Over the next 35 years, with Lyons at the helm as director, the jazz world continued to expand, and MJF continued on its mission to gather "the best jazz people in the world." More often than not, Monterey succeeded in presenting the biggest stars, as well as emerging artists who took the music in new directions. Toward the end of Lyons' reign, however, with his health failing, MJF had lost some of its edge, according to most accounts. But that turned around in 1993, when Lyons stepped down and the directorship was turned over to another unlikely leader, Santa Cruz's own Tim Jackson.
Jackson had made a name for himself as director at the Kuumbwa Jazz Center, which he had co-founded in 1978. Over the years, Kuumbwa had earned a nationwide reputation for managing to bring big-name acts to this small city, and also for its smart programming, which often featured talented young players on their way up.
Just as he made Monday nights at Kuumbwa a destination with his keen ear for the best contemporary jazz, Jackson has won accolades for breathing new life into MJF.

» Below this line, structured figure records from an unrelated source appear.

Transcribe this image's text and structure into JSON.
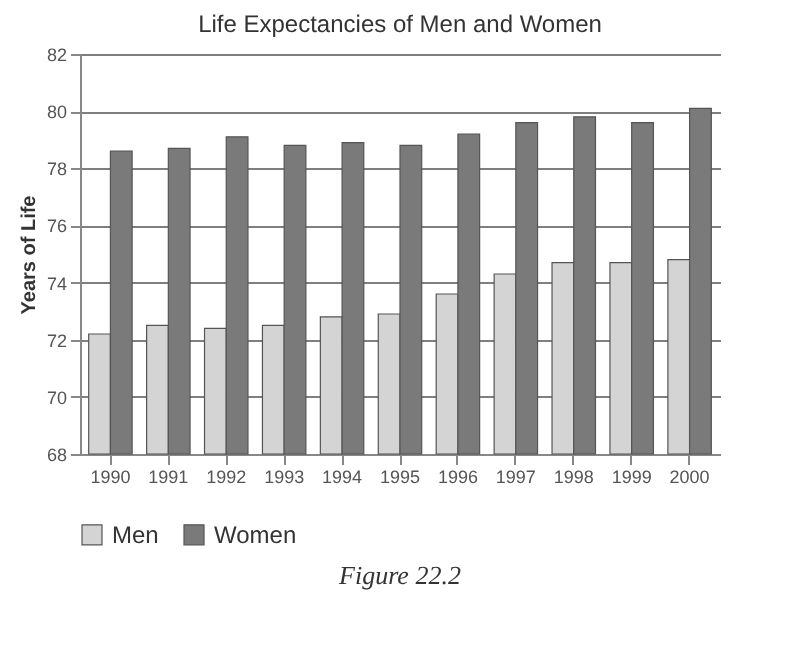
{
  "chart_data": {
    "type": "bar",
    "title": "Life Expectancies of Men and Women",
    "ylabel": "Years of Life",
    "categories": [
      "1990",
      "1991",
      "1992",
      "1993",
      "1994",
      "1995",
      "1996",
      "1997",
      "1998",
      "1999",
      "2000"
    ],
    "series": [
      {
        "name": "Men",
        "color": "#d4d4d4",
        "values": [
          72.2,
          72.5,
          72.4,
          72.5,
          72.8,
          72.9,
          73.6,
          74.3,
          74.7,
          74.7,
          74.8
        ]
      },
      {
        "name": "Women",
        "color": "#7a7a7a",
        "values": [
          78.6,
          78.7,
          79.1,
          78.8,
          78.9,
          78.8,
          79.2,
          79.6,
          79.8,
          79.6,
          80.1
        ]
      }
    ],
    "ylim": [
      68,
      82
    ],
    "yticks": [
      68,
      70,
      72,
      74,
      76,
      78,
      80,
      82
    ],
    "grid": "y",
    "legend": "bottom",
    "annotations": [
      "Figure 22.2"
    ]
  }
}
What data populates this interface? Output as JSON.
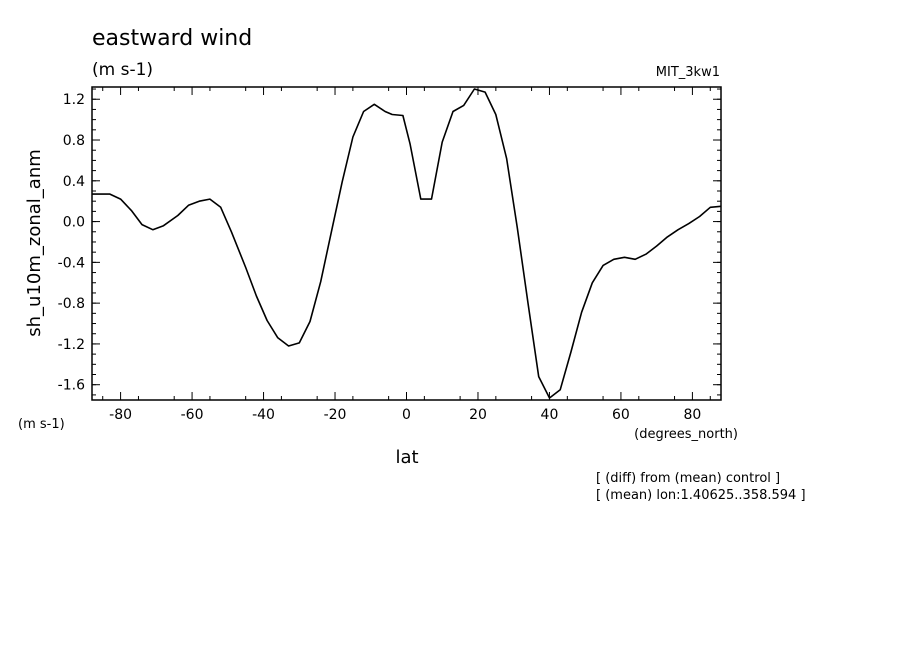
{
  "chart_data": {
    "type": "line",
    "title": "eastward wind",
    "subtitle": "(m s-1)",
    "model": "MIT_3kw1",
    "xlabel": "lat",
    "xunits": "(degrees_north)",
    "ylabel": "sh_u10m_zonal_anm",
    "yunits": "(m s-1)",
    "xlim": [
      -88,
      88
    ],
    "ylim": [
      -1.75,
      1.32
    ],
    "xticks": [
      -80,
      -60,
      -40,
      -20,
      0,
      20,
      40,
      60,
      80
    ],
    "xtick_labels": [
      "-80",
      "-60",
      "-40",
      "-20",
      "0",
      "20",
      "40",
      "60",
      "80"
    ],
    "yticks": [
      1.2,
      0.8,
      0.4,
      0.0,
      -0.4,
      -0.8,
      -1.2,
      -1.6
    ],
    "ytick_labels": [
      "1.2",
      "0.8",
      "0.4",
      "0.0",
      "-0.4",
      "-0.8",
      "-1.2",
      "-1.6"
    ],
    "grid": false,
    "notes": [
      "[ (diff) from (mean) control ]",
      "[ (mean) lon:1.40625..358.594 ]"
    ],
    "series": [
      {
        "x": [
          -88,
          -86,
          -83,
          -80,
          -77,
          -74,
          -71,
          -68,
          -64,
          -61,
          -58,
          -55,
          -52,
          -49,
          -45,
          -42,
          -39,
          -36,
          -33,
          -30,
          -27,
          -24,
          -21,
          -18,
          -15,
          -12,
          -9,
          -6,
          -4,
          -1,
          1,
          4,
          7,
          10,
          13,
          16,
          19,
          22,
          25,
          28,
          31,
          34,
          37,
          40,
          43,
          46,
          49,
          52,
          55,
          58,
          61,
          64,
          67,
          70,
          73,
          76,
          79,
          82,
          85,
          88
        ],
        "y": [
          0.27,
          0.27,
          0.27,
          0.22,
          0.11,
          -0.03,
          -0.08,
          -0.04,
          0.06,
          0.16,
          0.2,
          0.22,
          0.14,
          -0.1,
          -0.45,
          -0.73,
          -0.97,
          -1.14,
          -1.22,
          -1.19,
          -0.98,
          -0.59,
          -0.1,
          0.39,
          0.83,
          1.08,
          1.15,
          1.08,
          1.05,
          1.04,
          0.76,
          0.22,
          0.22,
          0.78,
          1.08,
          1.14,
          1.3,
          1.27,
          1.05,
          0.62,
          -0.06,
          -0.8,
          -1.52,
          -1.73,
          -1.65,
          -1.28,
          -0.89,
          -0.6,
          -0.43,
          -0.37,
          -0.35,
          -0.37,
          -0.32,
          -0.24,
          -0.15,
          -0.08,
          -0.02,
          0.05,
          0.14,
          0.15
        ]
      }
    ]
  }
}
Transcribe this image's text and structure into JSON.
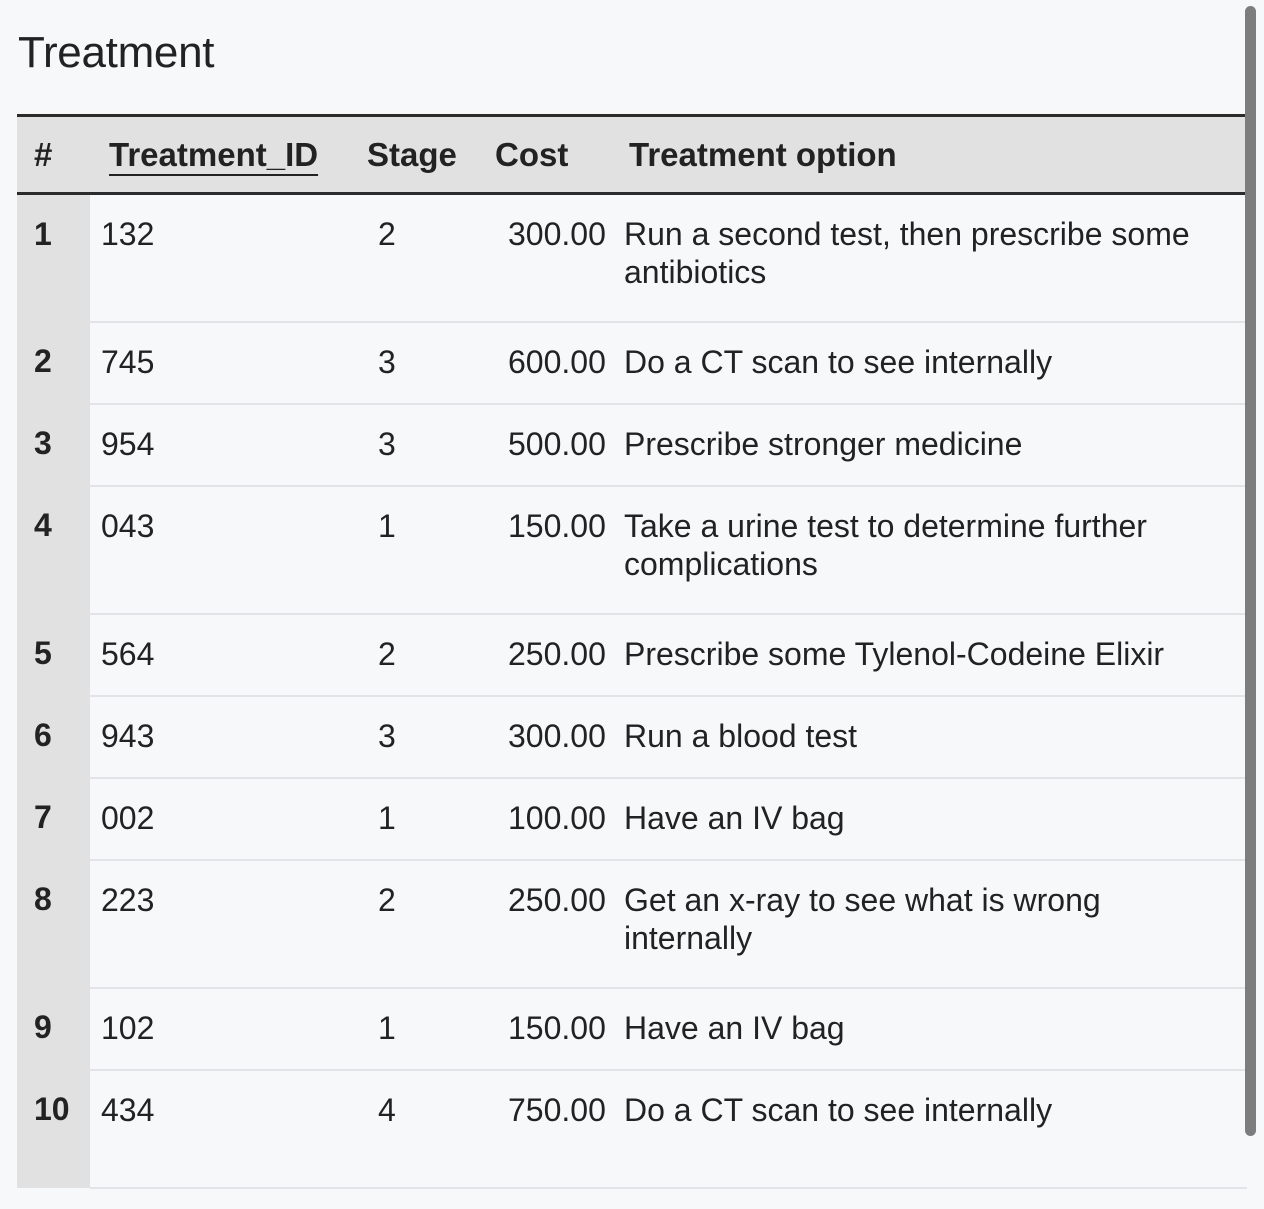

This year's program, though noteworthy as a landmark, is classic Monterey, and particularly typical of recent festival lineups, bringing together some justly revered old-timers and some hot new acts.
In addition to Brubeck himself, MJF 50 reunites several musicians who performed at the first Festival in 1958: Sonny Rollins, still one of the world's great sax men, who plays the main stage Sunday; Jim Hall, the brilliant guitarist, who will sit in with the Brubeck Quartet as a special guest; Benny Green, the great and somewhat underrated pianist; and Ernestine Anderson, who has never stopped touring the world.